バトル・ロワイアル

2000/10/27 徳間ホール
高見広春の同名小説を深作欣二監督が映画化。
R-15指定はこの映画に気の毒。by K. Hattori


 修学旅行名目で絶海の無人島に送り込まれた中学生たちが、最後のひとりになるまで血みどろの殺し合いを続けるスーパー・バイオレンス・ムービー。監督の深作欣二にしてみれば、この映画を通して何かとニュースで話題になりがちな昨今の少年少女たちに、なにがしかのメッセージを伝えたいという思いがあったのだろう。ところが映倫はこの映画の暴力描写を問題にして、15歳以下鑑賞禁止のR-15に指定してしまった。中学生たちが主役の映画なのに、当の中学生たちが観られないというのは何だか理不尽な話で、監督としても映画会社としても不本意なことだったに違いない。主演は『仮面学園』の藤原竜也と、『トイレの花子さん』『学校の怪談3』の前田亜季。『その男、狂暴につき』で深作映画に出演しそびれたビートたけしが中学生たちを引率する教師・キタノ(笑)役で出演し、その北野武監督の『Kids Return』で主演デビューした安藤政信が狂暴な転校生役を 熱演している。このふたり、狂暴すぎる! 特に安藤君などは、今までついて回った色白の美少年という地位を藤原君に明け渡し、白目をむいて狂気に浸っている。

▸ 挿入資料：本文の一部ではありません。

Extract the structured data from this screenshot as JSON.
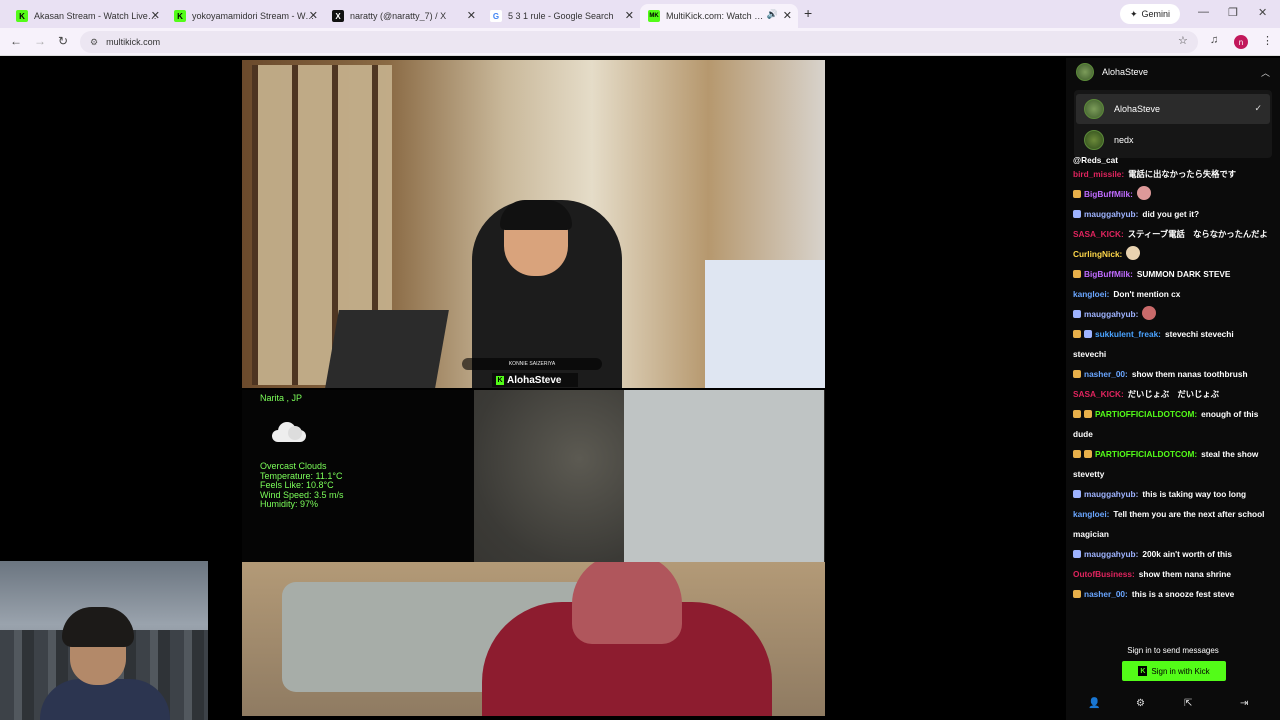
{
  "browser": {
    "tabs": [
      {
        "title": "Akasan Stream - Watch Live on",
        "favicon": "K",
        "favicon_color": "#53fc18"
      },
      {
        "title": "yokoyamamidori Stream - Watc",
        "favicon": "K",
        "favicon_color": "#53fc18"
      },
      {
        "title": "naratty (@naratty_7) / X",
        "favicon": "X",
        "favicon_color": "#111111"
      },
      {
        "title": "5 3 1 rule - Google Search",
        "favicon": "G",
        "favicon_color": "#ffffff"
      },
      {
        "title": "MultiKick.com: Watch Multi",
        "favicon": "MK",
        "favicon_color": "#53fc18"
      }
    ],
    "gemini_label": "Gemini",
    "url": "multikick.com",
    "profile_initial": "n"
  },
  "streams": {
    "main_name": "AlohaSteve",
    "small_badge": "KONNIE SAIZERIYA",
    "weather": {
      "location": "Narita , JP",
      "lines": [
        "Overcast Clouds",
        "Temperature: 11.1°C",
        "Feels Like: 10.8°C",
        "Wind Speed: 3.5 m/s",
        "Humidity: 97%"
      ]
    }
  },
  "chat": {
    "channel": "AlohaSteve",
    "dropdown": [
      {
        "name": "AlohaSteve",
        "selected": true
      },
      {
        "name": "nedx",
        "selected": false
      }
    ],
    "messages": [
      {
        "user": "",
        "text": "@Reds_cat",
        "color": "#ffffff"
      },
      {
        "user": "bird_missile",
        "text": "電話に出なかったら失格です",
        "color": "#e0245e"
      },
      {
        "user": "BigBuffMilk",
        "text": "",
        "color": "#c06cff",
        "emote": true
      },
      {
        "user": "mauggahyub",
        "text": "did you get it?",
        "color": "#9fb4ff"
      },
      {
        "user": "SASA_KICK",
        "text": "スティーブ電話　ならなかったんだよ",
        "color": "#e0245e"
      },
      {
        "user": "CurlingNick",
        "text": "",
        "color": "#ffd84a",
        "emote": true
      },
      {
        "user": "BigBuffMilk",
        "text": "SUMMON DARK STEVE",
        "color": "#c06cff"
      },
      {
        "user": "kangloei",
        "text": "Don't mention cx",
        "color": "#6aa6ff"
      },
      {
        "user": "mauggahyub",
        "text": "",
        "color": "#9fb4ff",
        "emote": true
      },
      {
        "user": "sukkulent_freak",
        "text": "stevechi stevechi stevechi",
        "color": "#4aa3ff"
      },
      {
        "user": "nasher_00",
        "text": "show them nanas toothbrush",
        "color": "#6aa6ff"
      },
      {
        "user": "SASA_KICK",
        "text": "だいじょぶ　だいじょぶ",
        "color": "#e0245e"
      },
      {
        "user": "PARTIOFFICIALDOTCOM",
        "text": "enough of this dude",
        "color": "#53fc18"
      },
      {
        "user": "PARTIOFFICIALDOTCOM",
        "text": "steal the show stevetty",
        "color": "#53fc18"
      },
      {
        "user": "mauggahyub",
        "text": "this is taking way too long",
        "color": "#9fb4ff"
      },
      {
        "user": "kangloei",
        "text": "Tell them you are the next after school magician",
        "color": "#6aa6ff"
      },
      {
        "user": "mauggahyub",
        "text": "200k ain't worth of this",
        "color": "#9fb4ff"
      },
      {
        "user": "OutofBusiness",
        "text": "show them nana shrine",
        "color": "#e0245e"
      },
      {
        "user": "nasher_00",
        "text": "this is a snooze fest steve",
        "color": "#6aa6ff"
      }
    ],
    "signin_prompt": "Sign in to send messages",
    "signin_button": "Sign in with Kick"
  }
}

 見どころは登場した40数名の中学生たちがどのように殺し合い、殺され、あるいは自ら死を選ぶかというバリエーションの豊富さにある。制限時間は3日間。各自に手渡される武器は、ハリセンやヌンチャクから、ボウガン、サブマシンガンまで千差万別。それだけに、各人各様の死にっぷりが十分に楽しめるというわけだ。年端も行かない子供たちがバタバタ血塗れになって死んでいく様子を「楽しむ」などと書くのは不謹慎かもしれないが、深作監督の演出はやはり人間の生き死にの境界で力が入る。昨日まで友人や顔見知りだった者たちが、自ら生き延びるために他者を手にかけるという展開は、深作監督の代表作『仁義なき戦い』などにも共通するものだろう。果てしない殺戮と暴力の向こう側に、生きる実感のようなものが浮かび上がってくる。生きる目的、生命の意味、死してなお残る人間の絆などが、この映画の着地点であり、作品のテーマなのかもしれない。

 この映画の本来のターゲットである実際の中学生などが観客席から消滅してしまったことで、この映画は結果的として随分と中途半端なものになってしまったと思う。この映画はここ何年か中学生や高校生をキャーキャー騒がせている和製ホラー映画へのアンチテーゼでもあったはずだ。幽霊や怨念なんて恐くない。恐いのは人間であり、殺人衝動や暴力を生み出す心の闇は、誰しもが持っている。この闇こそが生命力の根源であり、闇と向き合うことのできない脆弱な人間は、生き残りを賭けた苛酷なゲームのなかではすぐ命を落としてしまう。

 40数名の人間が次々死んでいく話なので、エピソードが細切れになり、映画としてのまとまりは悪い。まとめ役はビートたけしなのだが、この幹事が悪の魅力をプンプン漂わせていたのは最初のオリエンテーションまで。最後のオチが長いのもちょっと間延びした印象。